De heffingsambtenaar heeft bij in één geschrift vervatte uitspraken op bezwaar de bezwaren ongegrond verklaard.
Belanghebbende is tegen die uitspraken in beroep gekomen bij de rechtbank Midden-Nederland (hierna: de Rechtbank). De Rechtbank heeft de beroepen ongegrond verklaard.
Belanghebbende heeft tegen de uitspraak van de Rechtbank hoger beroep ingesteld. De heffingsambtenaar heeft een verweerschrift ingediend.
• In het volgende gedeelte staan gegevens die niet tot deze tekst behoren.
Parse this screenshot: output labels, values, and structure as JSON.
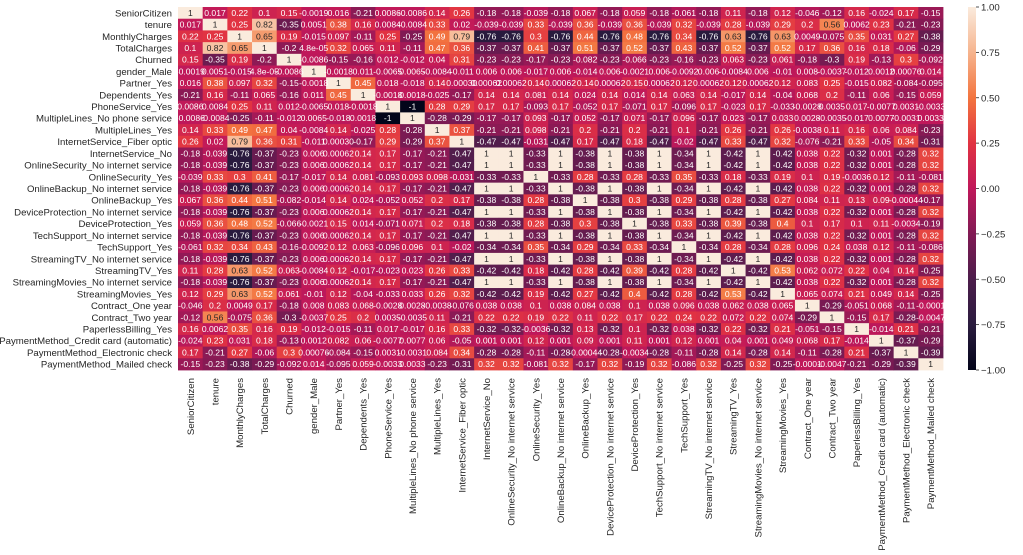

Het onderzoek ter zitting heeft plaatsgevonden op 15 september 2021 te Arnhem. Namens belanghebbende is verschenen mr. [naam1] . Namens de heffingsambtenaar zijn verschenen mr. [naam2] en taxateur [naam3] . Van de zitting is een proces-verbaal opgemaakt, dat aan deze uitspraak is gehecht.
2 De vaststaande feiten
Belanghebbende is eigenaar van de onroerende zaken.
Ter onderbouwing van de vastgestelde waarden heeft de heffingsambtenaar taxatiematrices overgelegd.
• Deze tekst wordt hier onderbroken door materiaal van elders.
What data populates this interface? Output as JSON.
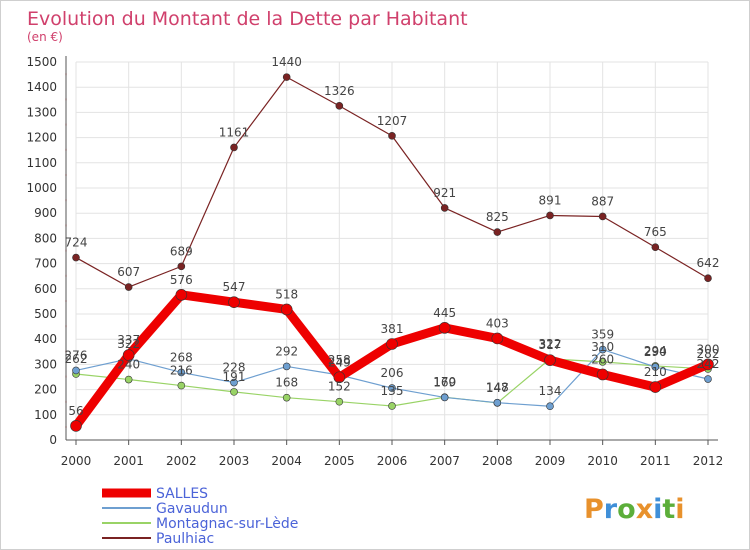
{
  "chart_data": {
    "type": "line",
    "title": "Evolution du Montant de la Dette par Habitant",
    "subtitle": "(en €)",
    "categories": [
      "2000",
      "2001",
      "2002",
      "2003",
      "2004",
      "2005",
      "2006",
      "2007",
      "2008",
      "2009",
      "2010",
      "2011",
      "2012"
    ],
    "y_ticks": [
      "0",
      "100",
      "200",
      "300",
      "400",
      "500",
      "600",
      "700",
      "800",
      "900",
      "1000",
      "1100",
      "1200",
      "1300",
      "1400",
      "1500"
    ],
    "ylim": [
      0,
      1500
    ],
    "grid": true,
    "legend_position": "bottom-left",
    "series": [
      {
        "name": "Paulhiac",
        "color": "#7a2323",
        "width": 1.2,
        "values": [
          724,
          607,
          689,
          1161,
          1440,
          1326,
          1207,
          921,
          825,
          891,
          887,
          765,
          642
        ]
      },
      {
        "name": "Montagnac-sur-Lède",
        "color": "#99d366",
        "width": 1.2,
        "values": [
          262,
          240,
          216,
          191,
          168,
          152,
          135,
          170,
          147,
          322,
          310,
          294,
          282
        ]
      },
      {
        "name": "Gavaudun",
        "color": "#6e9fd0",
        "width": 1.2,
        "values": [
          276,
          322,
          268,
          228,
          292,
          258,
          206,
          169,
          148,
          134,
          359,
          290,
          242
        ]
      },
      {
        "name": "SALLES",
        "color": "#ee0000",
        "width": 9,
        "values": [
          56,
          337,
          576,
          547,
          518,
          249,
          381,
          445,
          403,
          317,
          260,
          210,
          300
        ]
      }
    ],
    "legend": [
      "SALLES",
      "Gavaudun",
      "Montagnac-sur-Lède",
      "Paulhiac"
    ]
  },
  "logo": {
    "text": "Proxiti"
  }
}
De onroerende zaken [adres1] 10A, 10B, 10C, 10D, 10E, 10G, 10H, 10J bestaan elk uit 90 m² werkruimte op de begane grond en 30 m² kantoorruimte op de eerste verdieping. De waarde is getaxeerd op telkens € 104.000.
De onroerende zaak [adres1] 10K bestaat uit 180 m² werkruimte op de begane grond en 60 m² kantoorruimte op de eerste verdieping. De waarde is getaxeerd op € 208.000.
De onroerende zaak [adres1] 10 bestaat uit 150 m² werkruimte op de begane grond en 150 m² kantoorruimte op de eerste verdieping. De waarde is getaxeerd op € 282.000.
De heffingsambtenaar heeft de vastgestelde waarden mede gebaseerd op de volgende gegevens en referentieverkopen:
verkoopdatum |
prijs |
gecorr prijs |
opp |
prijs per m² |
|
[adres2] 20E |
20/6/2017 |
€ 100.000 |
€ 101.500 |
90 m² |
€ 1.128 |
[adres3] 10P |
14/5/2018 |
€ 180.000 |
€ 175.000 |
184 m² |
€ 951 |
[adres3] 10J |
22/1/2018 |
€ 150.000 |
€ 150.000 |
164 m² |
€ 915 |
De correctie van de prijs heeft betrekking op de prijsontwikkeling tussen de verkoopdatum en de waardepeildatum.
3 Het geschil
In geschil is of de heffingsambtenaar de waarden van de onroerende zaken te hoog heeft vastgesteld. De heffingsambtenaar stelt dat hij de waarden niet te hoog heeft vastgesteld en belanghebbende betwist dat.